Added new test operations to verify more advanced region-region control-flow scenarios.
Cool stuff. Great to see this work with complex region interfaces, as well!
So, this now assumes that there is a 1:1 mapping between return-like op operands and successor inputs and we likely want an interface that makes this configurable. Maybe the returnlike trait could provide a function that enables this. (We discussed this, just writing it down.)
Also, we need a clean-up pass to remove unneeded alloc+copy+dealloc triples. This is underway.
With the nits addressed and some of the comments cleaned up, this is good to go.

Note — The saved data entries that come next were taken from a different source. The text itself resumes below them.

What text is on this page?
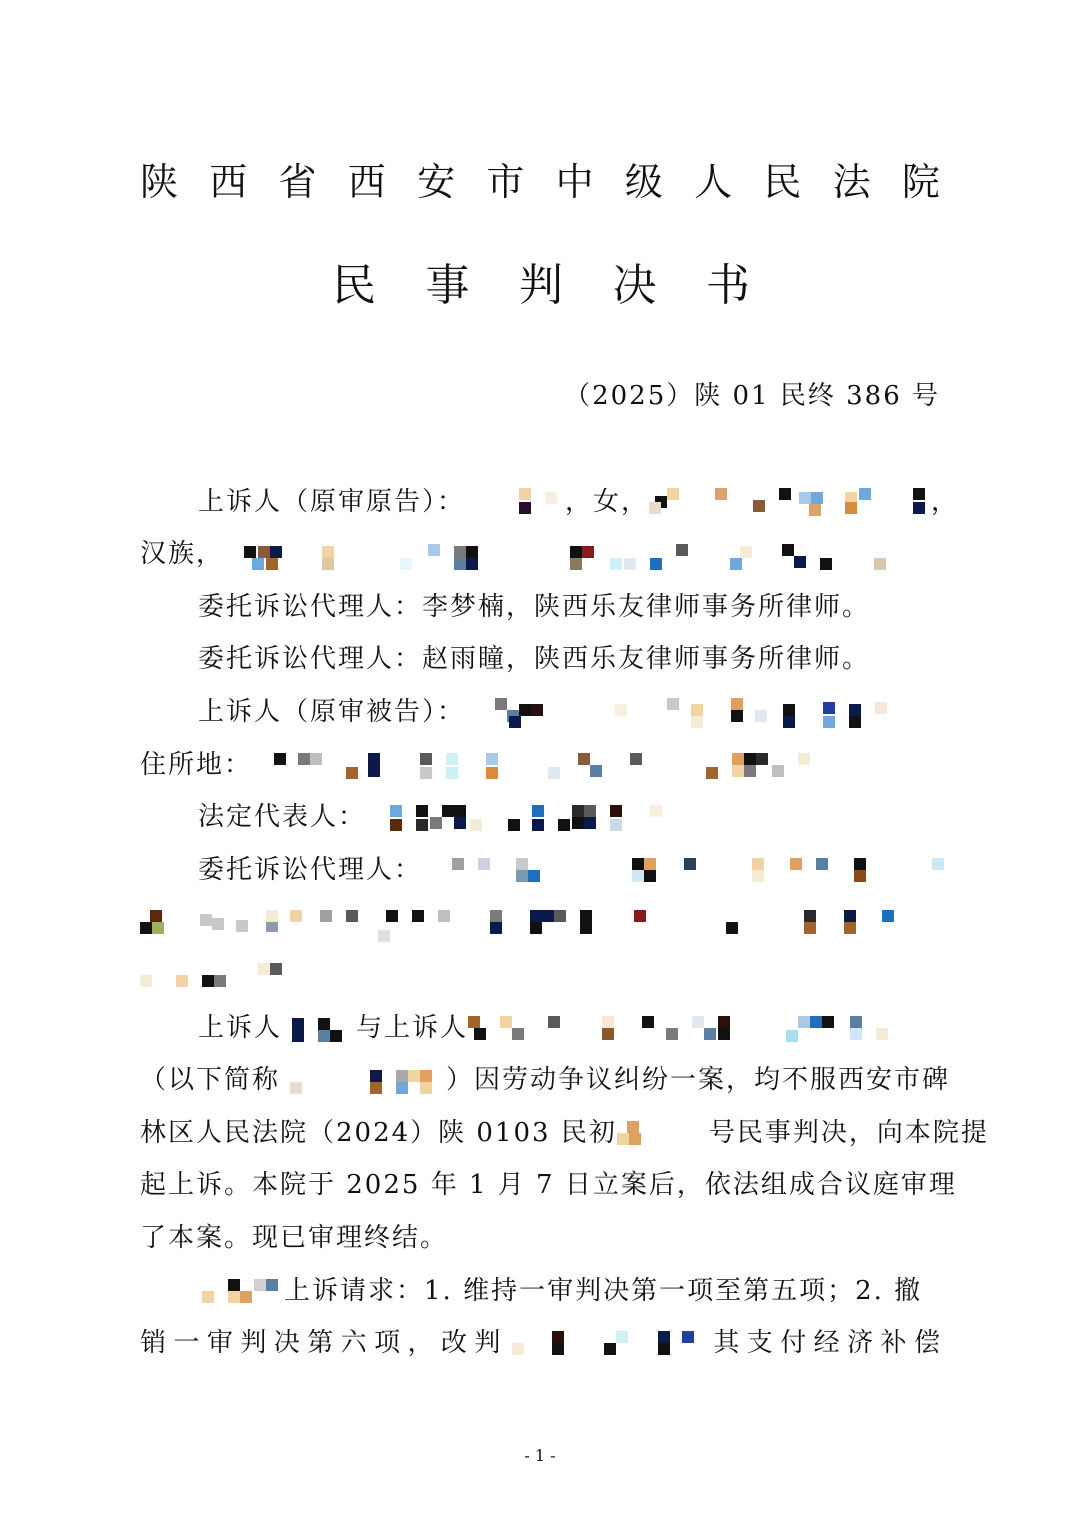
陕 西 省 西 安 市 中 级 人 民 法 院
民 事 判 决 书
（2025）陕 01 民终 386 号
上诉人（原审原告）：	，女，	，
汉族，
委托诉讼代理人：李梦楠，陕西乐友律师事务所律师。
委托诉讼代理人：赵雨瞳，陕西乐友律师事务所律师。
上诉人（原审被告）：
住所地：
法定代表人：
委托诉讼代理人：
上诉人	与上诉人
（以下简称	）因劳动争议纠纷一案，均不服西安市碑
林区人民法院（2024）陕 0103 民初	号民事判决，向本院提
起上诉。本院于 2025 年 1 月 7 日立案后，依法组成合议庭审理
了本案。现已审理终结。
上诉请求：1. 维持一审判决第一项至第五项；2. 撤
销一审判决第六项，改判	其支付经济补偿
- 1 -
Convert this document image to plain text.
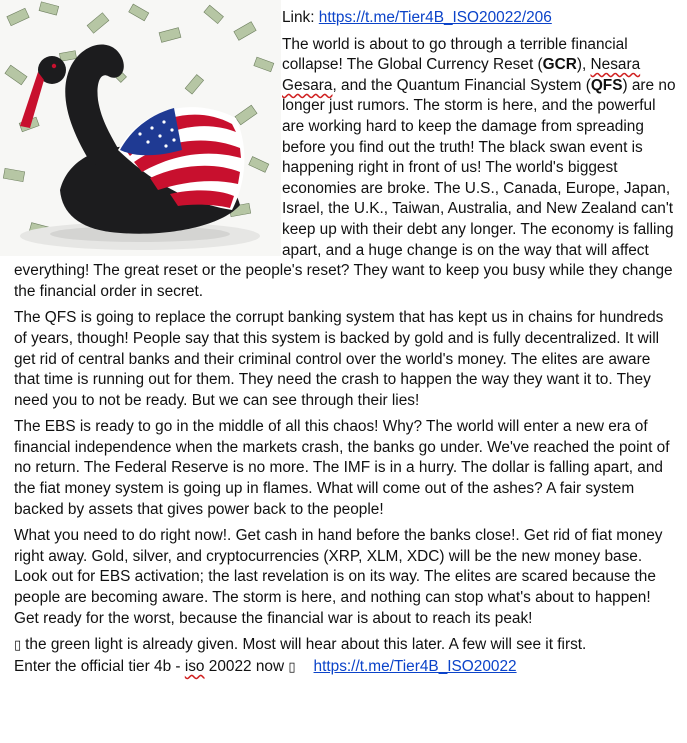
Link: https://t.me/Tier4B_ISO20022/206

The world is about to go through a terrible financial collapse! The Global Currency Reset (GCR), Nesara Gesara, and the Quantum Financial System (QFS) are no longer just rumors. The storm is here, and the powerful are working hard to keep the damage from spreading before you find out the truth! The black swan event is happening right in front of us! The world's biggest economies are broke. The U.S., Canada, Europe, Japan, Israel, the U.K., Taiwan, Australia, and New Zealand can't keep up with their debt any longer. The economy is falling apart, and a huge change is on the way that will affect everything! The great reset or the people's reset? They want to keep you busy while they change the financial order in secret.

The QFS is going to replace the corrupt banking system that has kept us in chains for hundreds of years, though! People say that this system is backed by gold and is fully decentralized. It will get rid of central banks and their criminal control over the world's money. The elites are aware that time is running out for them. They need the crash to happen the way they want it to. They need you to not be ready. But we can see through their lies!

The EBS is ready to go in the middle of all this chaos! Why? The world will enter a new era of financial independence when the markets crash, the banks go under. We've reached the point of no return. The Federal Reserve is no more. The IMF is in a hurry. The dollar is falling apart, and the fiat money system is going up in flames. What will come out of the ashes? A fair system backed by assets that gives power back to the people!

What you need to do right now!. Get cash in hand before the banks close!. Get rid of fiat money right away. Gold, silver, and cryptocurrencies (XRP, XLM, XDC) will be the new money base. Look out for EBS activation; the last revelation is on its way. The elites are scared because the people are becoming aware. The storm is here, and nothing can stop what's about to happen! Get ready for the worst, because the financial war is about to reach its peak!

▯ the green light is already given. Most will hear about this later. A few will see it first.
Enter the official tier 4b - iso 20022 now ▯ https://t.me/Tier4B_ISO20022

mlir/lib/Transforms/BufferPlacement.cpp | ||
---|---|---|
190 | Mega-nit: entryRegion->getSuccessor reads weird. It read like getting the successor of the entry region but actually it gets the entry region itself :) Maybe rename this entrySuccessor? | |
194 | Maybe Wire flow between regions and from region exits.? | |
200 | The length of operandAttributes might be wrong here, as it was built for the entry successors. | |
202 | I think this comment is now off. It always wires the terminator operands with the successor inputs. The latter can be block arguments of a region's entry block or the result values, if the terminator exists the op. | |
293 | Should this apply to the case above, as well? | |
394 | Where is this conversion? Or is this comment off? | |
399 | Nit: Doesn't this create a new alloc and a copy? If so, please fix the comment. | |
446 | So is it OK to pass an empty ArrayRef here? If so, why can we not do this in the other cases? | |
mlir/test/lib/Dialect/Test/TestOps.td | ||
1344 ↗ | (On Diff #273290) | Please use let description = [{ ... }]; instead of comment. |
Addressed reviewer comments.
mlir/lib/Transforms/BufferPlacement.cpp | ||
---|---|---|
189 | Yeah makes sense to me; we should wire getSuccessorEntryOperands with getSuccessorInputs. | |
200 | According to our interpretation of the comment
this should be an array containing values for each operand of the defining operation; although it might make sense to include an attribute for each block argument. However, we should keep this for now, as it is fully compatible with the current implementation of all instantiations of the RegionBrachOpInterface. | |
205 | I guess querying a BranchOpInterface might not make sense in the case of a ReturnLike op, since it does not branch to any block in general (although this can still be expressed via the BranchOpInterface). It feels like that a ReturnLike terminator should provide a method to access all operands similar to the BranchOpInterface. |
Another way to describe exitParentRegion would be to only consider immediately nested regions. You can use the approach you have now, or simply use a loop over regions/blocks and get their terminators in the true case. Less traversal work.